Lemma 10.23.1. Let $R$ be a ring.

  1. For an element $x$ of an $R$-module $M$ the following are equivalent
    1. $x = 0$,
    2. $x$ maps to zero in $M_\mathfrak p$ for all $\mathfrak p \in \mathop{\mathrm{Spec}}(R)$,
    3. $x$ maps to zero in $M_{\mathfrak m}$ for all maximal ideals $\mathfrak m$ of $R$.
    In other words, the map $M \to \prod_{\mathfrak m} M_{\mathfrak m}$ is injective.
  2. Given an $R$-module $M$ the following are equivalent
    1. $M$ is zero,
    2. $M_{\mathfrak p}$ is zero for all $\mathfrak p \in \mathop{\mathrm{Spec}}(R)$,
    3. $M_{\mathfrak m}$ is zero for all maximal ideals $\mathfrak m$ of $R$.
  3. Given a complex $M_1 \to M_2 \to M_3$ of $R$-modules the following are equivalent
    1. $M_1 \to M_2 \to M_3$ is exact,
    2. for every prime $\mathfrak p$ of $R$ the localization $M_{1, \mathfrak p} \to M_{2, \mathfrak p} \to M_{3, \mathfrak p}$ is exact,
    3. for every maximal ideal $\mathfrak m$ of $R$ the localization $M_{1, \mathfrak m} \to M_{2, \mathfrak m} \to M_{3, \mathfrak m}$ is exact.
  4. Given a map $f : M \to M'$ of $R$-modules the following are equivalent
    1. $f$ is injective,
    2. $f_{\mathfrak p} : M_\mathfrak p \to M'_\mathfrak p$ is injective for all primes $\mathfrak p$ of $R$,
    3. $f_{\mathfrak m} : M_\mathfrak m \to M'_\mathfrak m$ is injective for all maximal ideals $\mathfrak m$ of $R$.
  5. Given a map $f : M \to M'$ of $R$-modules the following are equivalent
    1. $f$ is surjective,
    2. $f_{\mathfrak p} : M_\mathfrak p \to M'_\mathfrak p$ is surjective for all primes $\mathfrak p$ of $R$,
    3. $f_{\mathfrak m} : M_\mathfrak m \to M'_\mathfrak m$ is surjective for all maximal ideals $\mathfrak m$ of $R$.
  6. Given a map $f : M \to M'$ of $R$-modules the following are equivalent
    1. $f$ is bijective,
    2. $f_{\mathfrak p} : M_\mathfrak p \to M'_\mathfrak p$ is bijective for all primes $\mathfrak p$ of $R$,
    3. $f_{\mathfrak m} : M_\mathfrak m \to M'_\mathfrak m$ is bijective for all maximal ideals $\mathfrak m$ of $R$.

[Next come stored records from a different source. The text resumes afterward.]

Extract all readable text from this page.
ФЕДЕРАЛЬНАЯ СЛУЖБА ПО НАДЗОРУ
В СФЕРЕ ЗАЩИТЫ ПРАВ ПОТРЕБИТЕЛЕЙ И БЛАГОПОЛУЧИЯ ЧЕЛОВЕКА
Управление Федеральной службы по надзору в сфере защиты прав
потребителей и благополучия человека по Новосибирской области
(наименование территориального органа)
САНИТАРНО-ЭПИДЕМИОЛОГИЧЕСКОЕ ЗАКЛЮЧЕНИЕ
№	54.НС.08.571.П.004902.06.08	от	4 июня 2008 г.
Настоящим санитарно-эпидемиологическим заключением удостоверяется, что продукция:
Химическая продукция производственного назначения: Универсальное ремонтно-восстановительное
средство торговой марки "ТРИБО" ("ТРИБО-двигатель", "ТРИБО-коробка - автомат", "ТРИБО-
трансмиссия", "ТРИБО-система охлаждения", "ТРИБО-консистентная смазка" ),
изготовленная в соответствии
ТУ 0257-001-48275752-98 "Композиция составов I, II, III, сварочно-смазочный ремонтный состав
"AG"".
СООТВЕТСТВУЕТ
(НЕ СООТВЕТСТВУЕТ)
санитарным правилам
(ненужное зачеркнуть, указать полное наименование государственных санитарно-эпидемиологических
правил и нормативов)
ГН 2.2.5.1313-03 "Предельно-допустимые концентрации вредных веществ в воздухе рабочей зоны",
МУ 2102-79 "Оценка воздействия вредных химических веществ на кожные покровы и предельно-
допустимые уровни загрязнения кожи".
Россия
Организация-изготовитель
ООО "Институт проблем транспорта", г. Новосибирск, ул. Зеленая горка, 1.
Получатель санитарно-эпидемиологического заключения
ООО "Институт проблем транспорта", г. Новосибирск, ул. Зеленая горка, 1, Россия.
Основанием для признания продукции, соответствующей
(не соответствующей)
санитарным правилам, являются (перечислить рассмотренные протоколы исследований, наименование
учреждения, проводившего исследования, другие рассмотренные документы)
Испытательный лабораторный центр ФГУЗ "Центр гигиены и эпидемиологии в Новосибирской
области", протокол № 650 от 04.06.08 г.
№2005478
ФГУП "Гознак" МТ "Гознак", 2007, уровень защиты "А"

Proof. Let $x \in M$ as in (1). Let $I = \{f \in R \mid fx = 0\}$. It is easy to see that $I$ is an ideal (it is the annihilator of $x$). Condition (1)(c) means that for all maximal ideals $\mathfrak m$ there exists an $f \in R \setminus \mathfrak m$ such that $fx =0$. In other words, $V(I)$ does not contain a closed point. By Lemma 10.16.2 we see $I$ is the unit ideal. Hence $x$ is zero, i.e., (1)(a) holds. This proves (1).

Part (2) follows by applying (1) to all elements of $M$ simultaneously.

Proof of (3). Let $H$ be the homology of the sequence, i.e., $H = \mathop{\mathrm{Ker}}(M_2 \to M_3)/\mathop{\mathrm{Im}}(M_1 \to M_2)$. By Proposition 10.9.12 we have that $H_\mathfrak p$ is the homology of the sequence $M_{1, \mathfrak p} \to M_{2, \mathfrak p} \to M_{3, \mathfrak p}$. Hence (3) is a consequence of (2).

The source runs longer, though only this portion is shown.